12.3.2.2.2 G-CSF and GM-CSF

The colony-stimulating factors (CSFs) comprise a group of cytokines including granulocyte colony-stimulating factor (G-CSF) and granulocyte/macrophage colony-stimulating factor (GM-CSF). As other CSFs, G-CSF and GM-CSF are crucial for the hematopoiesis of blood cells, the maintenance of homeostasis, and immune competence [77]. In the past few decades, there are many trials investigating the effect of G-CSF and GM-CSF as potential adjunctive immunomodulatory agents in patients with sepsis. It has found that G-CSF and GM-CSF treatment reduced the duration of mechanical ventilation and hospital stay in severe sepsis and septic shock patients with low HLA-DR levels [78]. In non-traumatic abdominal infection patients, GM-CSF could reduce the complications of infection and the length of hospital stay [79]. In addition, GM-CSF treatment has been shown to reduce the incidence of nosocomial infection in children with MODS [80]. However, recent meta-analysis found that G-CSF and GM-CSF failed to reduce the overall mortality of sepsis patients [81]. Because most trails included in the meta-analysis did not stratify study patients according to their immunological state and the effect of G-CSF and GM-CSF on the function of immune system was not reported, the exact effect of G-CSF or GM-CSF therapy in sepsis requires further evaluation.
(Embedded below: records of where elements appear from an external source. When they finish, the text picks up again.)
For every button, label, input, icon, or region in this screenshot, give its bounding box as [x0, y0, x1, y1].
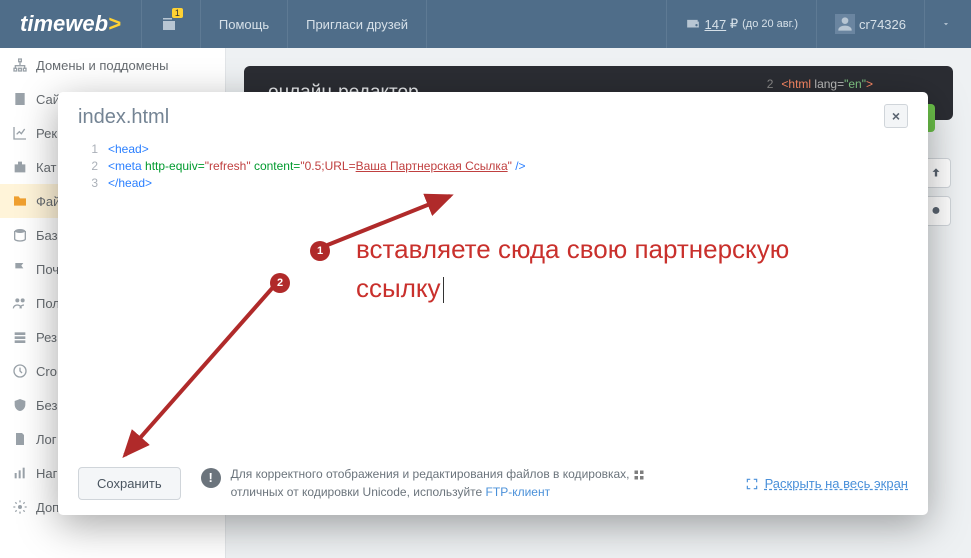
annotation-marker-2: 2 — [270, 273, 290, 293]
folder-icon — [12, 193, 28, 209]
annotation-marker-1: 1 — [310, 241, 330, 261]
dropdown-toggle[interactable] — [925, 0, 971, 48]
balance-amount: 147 — [705, 17, 727, 32]
nav-invite[interactable]: Пригласи друзей — [288, 0, 426, 48]
logo: timeweb> — [0, 11, 141, 37]
document-icon — [12, 431, 28, 447]
chart-icon — [12, 125, 28, 141]
shield-icon — [12, 397, 28, 413]
nav-help[interactable]: Помощь — [201, 0, 287, 48]
fullscreen-icon — [745, 477, 759, 491]
stack-icon — [12, 329, 28, 345]
bars-icon — [12, 465, 28, 481]
clock-icon — [12, 363, 28, 379]
arrow-up-icon — [929, 166, 943, 180]
sitemap-icon — [12, 57, 28, 73]
balance-note: (до 20 авг.) — [742, 18, 798, 30]
modal-title: index.html — [78, 106, 169, 129]
users-icon — [12, 295, 28, 311]
annotation-arrow-1 — [320, 188, 470, 258]
nav-inbox[interactable]: 1 — [142, 0, 200, 48]
code-editor[interactable]: 1<head> 2<meta http-equiv="refresh" cont… — [58, 137, 928, 191]
ftp-client-link[interactable]: FTP-клиент — [486, 485, 551, 499]
annotation-arrow-2 — [110, 280, 290, 470]
avatar-icon — [835, 14, 855, 34]
info-icon: ! — [201, 468, 221, 488]
modal-header: index.html × — [58, 92, 928, 137]
fullscreen-link[interactable]: Раскрыть на весь экран — [745, 476, 908, 491]
database-icon — [12, 227, 28, 243]
encoding-info: ! Для корректного отображения и редактир… — [201, 466, 645, 501]
wallet-icon — [685, 17, 701, 31]
save-button[interactable]: Сохранить — [78, 467, 181, 500]
gear-icon — [12, 499, 28, 515]
username: cr74326 — [859, 17, 906, 32]
close-button[interactable]: × — [884, 104, 908, 128]
balance-widget[interactable]: 147 ₽ (до 20 авг.) — [667, 0, 817, 48]
encoding-icon — [633, 469, 645, 481]
chevron-down-icon — [941, 19, 951, 29]
notification-badge: 1 — [172, 8, 183, 18]
close-icon: × — [892, 108, 900, 124]
top-header: timeweb> 1 Помощь Пригласи друзей 147 ₽ … — [0, 0, 971, 48]
page-icon — [12, 91, 28, 107]
sidebar-item-domains[interactable]: Домены и поддомены — [0, 48, 225, 82]
user-menu[interactable]: cr74326 — [817, 0, 924, 48]
briefcase-icon — [12, 159, 28, 175]
flag-icon — [12, 261, 28, 277]
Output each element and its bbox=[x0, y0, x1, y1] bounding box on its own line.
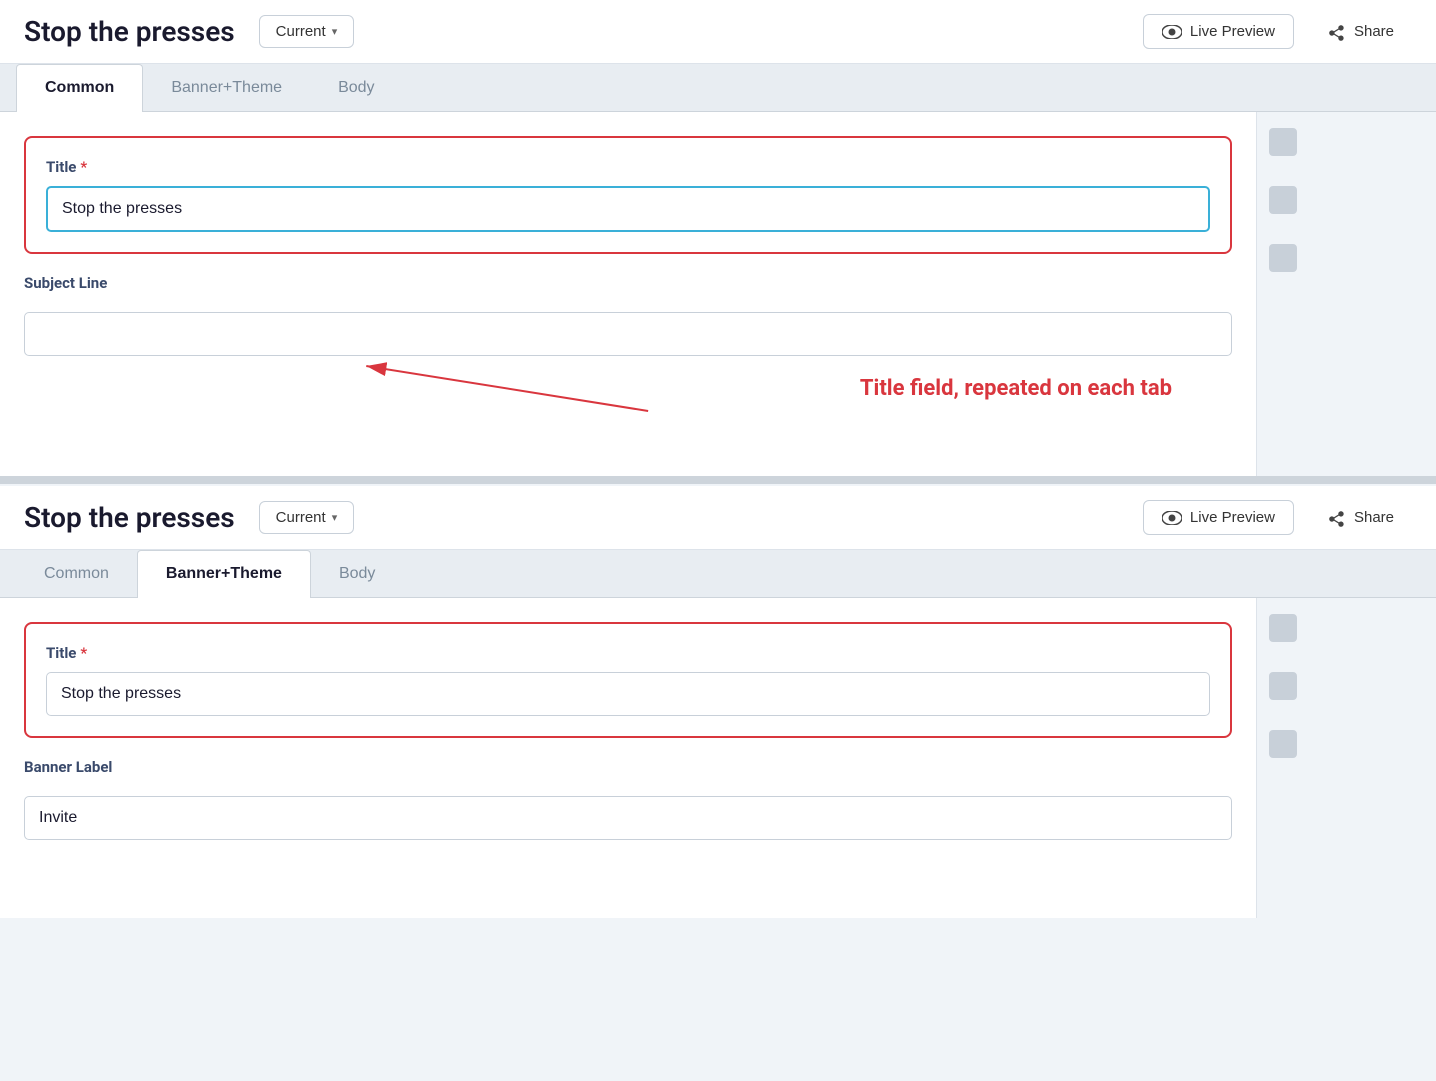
sidebar-stub-1 bbox=[1269, 128, 1297, 156]
tab-common-bottom[interactable]: Common bbox=[16, 550, 137, 597]
live-preview-label: Live Preview bbox=[1190, 23, 1275, 40]
annotation-area: Title field, repeated on each tab bbox=[24, 356, 1232, 476]
bottom-sidebar-stub-1 bbox=[1269, 614, 1297, 642]
bottom-header: Stop the presses Current ▾ Live Preview … bbox=[0, 486, 1436, 550]
title-label-bottom: Title * bbox=[46, 644, 1210, 662]
top-header: Stop the presses Current ▾ Live Preview … bbox=[0, 0, 1436, 64]
top-form-area: Title * Subject Line bbox=[0, 112, 1256, 476]
version-dropdown[interactable]: Current ▾ bbox=[259, 15, 355, 48]
top-panel: Stop the presses Current ▾ Live Preview … bbox=[0, 0, 1436, 478]
bottom-eye-icon bbox=[1162, 511, 1182, 525]
tab-common-top[interactable]: Common bbox=[16, 64, 143, 112]
required-star-bottom: * bbox=[80, 644, 87, 662]
title-field-section-bottom: Title * bbox=[24, 622, 1232, 738]
annotation-arrow bbox=[24, 356, 1232, 476]
subject-line-section: Subject Line bbox=[24, 274, 1232, 356]
title-input-top[interactable] bbox=[46, 186, 1210, 232]
bottom-page-title: Stop the presses bbox=[24, 501, 235, 534]
chevron-down-icon: ▾ bbox=[332, 25, 338, 38]
top-right-sidebar bbox=[1256, 112, 1436, 476]
eye-icon bbox=[1162, 25, 1182, 39]
tab-banner-theme-top[interactable]: Banner+Theme bbox=[143, 64, 310, 111]
bottom-tabs-bar: Common Banner+Theme Body bbox=[0, 550, 1436, 598]
tab-body-bottom[interactable]: Body bbox=[311, 550, 403, 597]
top-tabs-bar: Common Banner+Theme Body bbox=[0, 64, 1436, 112]
title-field-section-top: Title * bbox=[24, 136, 1232, 254]
page-title: Stop the presses bbox=[24, 15, 235, 48]
sidebar-stub-3 bbox=[1269, 244, 1297, 272]
tab-body-top[interactable]: Body bbox=[310, 64, 402, 111]
annotation-text: Title field, repeated on each tab bbox=[860, 376, 1172, 401]
live-preview-button[interactable]: Live Preview bbox=[1143, 14, 1294, 49]
bottom-content-area: Title * Banner Label bbox=[0, 598, 1436, 918]
share-label: Share bbox=[1354, 23, 1394, 40]
bottom-version-dropdown[interactable]: Current ▾ bbox=[259, 501, 355, 534]
title-input-bottom[interactable] bbox=[46, 672, 1210, 716]
bottom-share-icon bbox=[1328, 509, 1346, 527]
bottom-chevron-icon: ▾ bbox=[332, 511, 338, 524]
share-icon bbox=[1328, 23, 1346, 41]
bottom-live-preview-button[interactable]: Live Preview bbox=[1143, 500, 1294, 535]
share-button[interactable]: Share bbox=[1310, 15, 1412, 49]
version-label: Current bbox=[276, 23, 326, 40]
bottom-version-label: Current bbox=[276, 509, 326, 526]
bottom-sidebar-stub-2 bbox=[1269, 672, 1297, 700]
sidebar-stub-2 bbox=[1269, 186, 1297, 214]
top-content-area: Title * Subject Line bbox=[0, 112, 1436, 476]
bottom-form-area: Title * Banner Label bbox=[0, 598, 1256, 918]
required-star-top: * bbox=[80, 158, 87, 176]
banner-label-section: Banner Label bbox=[24, 758, 1232, 840]
bottom-live-preview-label: Live Preview bbox=[1190, 509, 1275, 526]
tab-banner-theme-bottom[interactable]: Banner+Theme bbox=[137, 550, 311, 598]
bottom-sidebar-stub-3 bbox=[1269, 730, 1297, 758]
bottom-panel: Stop the presses Current ▾ Live Preview … bbox=[0, 486, 1436, 918]
banner-label-input[interactable] bbox=[24, 796, 1232, 840]
title-label-top: Title * bbox=[46, 158, 1210, 176]
bottom-right-sidebar bbox=[1256, 598, 1436, 918]
panel-separator bbox=[0, 478, 1436, 484]
subject-line-input[interactable] bbox=[24, 312, 1232, 356]
bottom-share-button[interactable]: Share bbox=[1310, 501, 1412, 535]
bottom-share-label: Share bbox=[1354, 509, 1394, 526]
subject-line-label: Subject Line bbox=[24, 274, 1232, 292]
banner-label-label: Banner Label bbox=[24, 758, 1232, 776]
12.3.2.2.3 Thymosin Alpha1

Thymosin alpha1 (Tα1) is a thymus-derived immunomodulatory peptide which acts as an endogenous regulator of immune systems [82]. It has reported that Tα1 played a unique role in maintaining the balance of pro- and anti-inflammatory cytokine production [82, 83]. Tα1 has been widely used in clinical trials for the treatment of disease associated with immune dysfunction [84, 85]. The efficiency of Tα1 in treating chronic B and C hepatitis as well as some types of cancers has been proved [84, 86]. Previous animal study found that Tα1 could improve the survival of septic mice [87]. Clinical trial also found that Tα1 treatment increased the mHLA-DR levels and decreased the mortality in septic patients [88]. As Tα1 has shown immune-enhanced effects in both animal and clinical studies, the effect of it on secondary infection due to immunosuppression in sepsis deserves further attention.

12.4 Conclusions

Due to the advance in early goal-directed therapy and new antibiotic and adjunct strategies, more and more septic patients survive the phase of acute circulation failure and organ dysfunction and enter a prolonged immunosuppressive state which is characterized by the defects of both innate and adaptive immune responses. Secondary infection is a clinical manifestation of immune dysfunction in sepsis and contributes to poor outcomes of the patients. Recently, in addition to conventional strategies, the effect of immunomodulatory therapy in preventing secondary infection after sepsis has been proved by both preclinical studies and few clinical trials. These efforts may help to reduce the incidence of secondary infection in sepsis and further reduce the mortality of the disease.